What does he look like? Any white specks, cottany patches? Decaying fins? These are things my Bettas have brought home with them, they usually took about a week to cure, and then the fish ate ravenously! My baby Betta took 2 weeks to eat, just because he was mopy from having to leave his siblings, he wasn't much smaller than the others, but he was extremley imature.
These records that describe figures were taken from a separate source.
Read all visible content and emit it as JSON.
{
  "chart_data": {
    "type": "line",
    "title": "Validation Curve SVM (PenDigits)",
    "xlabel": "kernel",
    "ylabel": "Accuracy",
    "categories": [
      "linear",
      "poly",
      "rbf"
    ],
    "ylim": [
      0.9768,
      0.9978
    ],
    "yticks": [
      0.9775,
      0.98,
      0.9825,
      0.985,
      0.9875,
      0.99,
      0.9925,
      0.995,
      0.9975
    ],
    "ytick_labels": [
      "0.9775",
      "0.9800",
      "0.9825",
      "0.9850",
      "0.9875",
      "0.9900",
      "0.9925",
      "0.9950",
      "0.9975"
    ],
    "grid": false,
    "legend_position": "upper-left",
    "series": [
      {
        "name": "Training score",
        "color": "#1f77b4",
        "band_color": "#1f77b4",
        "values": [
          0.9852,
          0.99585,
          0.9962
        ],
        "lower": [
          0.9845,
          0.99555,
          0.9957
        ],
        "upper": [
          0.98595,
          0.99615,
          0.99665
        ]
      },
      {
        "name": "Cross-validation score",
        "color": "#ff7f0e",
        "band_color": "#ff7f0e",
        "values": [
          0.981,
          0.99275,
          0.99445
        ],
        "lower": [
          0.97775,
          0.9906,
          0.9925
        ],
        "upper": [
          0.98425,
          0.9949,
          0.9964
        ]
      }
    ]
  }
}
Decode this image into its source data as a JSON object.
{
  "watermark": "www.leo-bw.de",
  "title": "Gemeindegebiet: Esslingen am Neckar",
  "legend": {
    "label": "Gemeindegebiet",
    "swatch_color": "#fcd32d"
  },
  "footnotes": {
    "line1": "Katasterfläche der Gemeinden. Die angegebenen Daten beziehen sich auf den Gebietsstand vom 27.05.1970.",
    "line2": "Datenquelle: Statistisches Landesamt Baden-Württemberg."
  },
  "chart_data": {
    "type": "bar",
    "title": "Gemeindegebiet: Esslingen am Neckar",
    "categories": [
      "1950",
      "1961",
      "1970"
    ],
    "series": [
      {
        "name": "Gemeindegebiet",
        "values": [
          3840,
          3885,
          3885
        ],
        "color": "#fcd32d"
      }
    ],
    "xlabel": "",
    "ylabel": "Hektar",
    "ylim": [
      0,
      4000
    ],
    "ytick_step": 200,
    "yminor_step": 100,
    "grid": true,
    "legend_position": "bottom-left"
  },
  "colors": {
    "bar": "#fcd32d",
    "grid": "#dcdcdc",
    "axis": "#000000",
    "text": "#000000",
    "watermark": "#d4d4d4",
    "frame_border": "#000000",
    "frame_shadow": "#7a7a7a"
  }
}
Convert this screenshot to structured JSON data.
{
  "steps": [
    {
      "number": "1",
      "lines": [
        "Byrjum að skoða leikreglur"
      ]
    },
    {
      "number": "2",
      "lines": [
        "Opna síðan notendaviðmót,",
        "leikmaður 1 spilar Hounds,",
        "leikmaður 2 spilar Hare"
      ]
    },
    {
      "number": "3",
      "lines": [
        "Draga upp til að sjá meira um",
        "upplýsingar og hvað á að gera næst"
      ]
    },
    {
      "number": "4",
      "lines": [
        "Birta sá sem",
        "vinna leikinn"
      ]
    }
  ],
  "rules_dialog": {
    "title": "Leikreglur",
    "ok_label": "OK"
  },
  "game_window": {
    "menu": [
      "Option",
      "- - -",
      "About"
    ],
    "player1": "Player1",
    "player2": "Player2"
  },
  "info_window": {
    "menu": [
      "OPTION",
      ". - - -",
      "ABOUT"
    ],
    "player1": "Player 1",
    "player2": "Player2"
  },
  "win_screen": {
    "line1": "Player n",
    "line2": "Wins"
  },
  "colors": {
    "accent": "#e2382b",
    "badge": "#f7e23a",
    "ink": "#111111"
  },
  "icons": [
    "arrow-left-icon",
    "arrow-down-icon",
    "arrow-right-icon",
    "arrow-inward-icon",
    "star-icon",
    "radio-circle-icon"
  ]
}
Maybe yours is a baby???


----------



## lwstinkinsweet (Aug 2, 2005)

my betta ate as soon as i got him fully acclimated into his cage and got some food in there. i guess that is pretty good then.


----------



## mel&ned (Jul 26, 2005)

that makes me feel a lot better, my little guy has eaten 1 pellet since sunday!


----------



## lwstinkinsweet (Aug 2, 2005)

mine wont eat any pellets...he only likes bloodworms. he will let the pellets sit for EVER if he doesnt feel like playing with them


----------



## mel&ned (Jul 26, 2005)

the darn shop didn't have anything else
i might try elsewhere, i have to say the pellets don't look too good to me either lol
cheers
mel


----------



## lwstinkinsweet (Aug 2, 2005)

i am trying to get mine to eat more than one food. i dont suggest walmart as a place to get fish, but they do have the same fish food as my lfs and it comes from tetra and stuff so i would look there


----------



## aaa (Jan 19, 2005)

this really depend on the betta. maybe he is really sick or just the type of betta that won't eat until dying. i never have such a problem before, i don't know any trick to get them to eat. my betta usually eat when they were put into their jar from the shipping box. maybe due to the fish didn't eat for during shipping.


----------



## maxpayne_lhp (Jan 19, 2005)

leechi said:


> I bought a betta almost a week ago and he refuses to eat anything! I've tried pellets, freeze-dried worms, live food, anything I could think of but he just won't eat. At first he was active and seemed fine but now the lack of food is catching up on him. He just sits at the bottom of his little bowl only coming up for air :sad: any suggestions?


What do you mean by writing 'live food'?


----------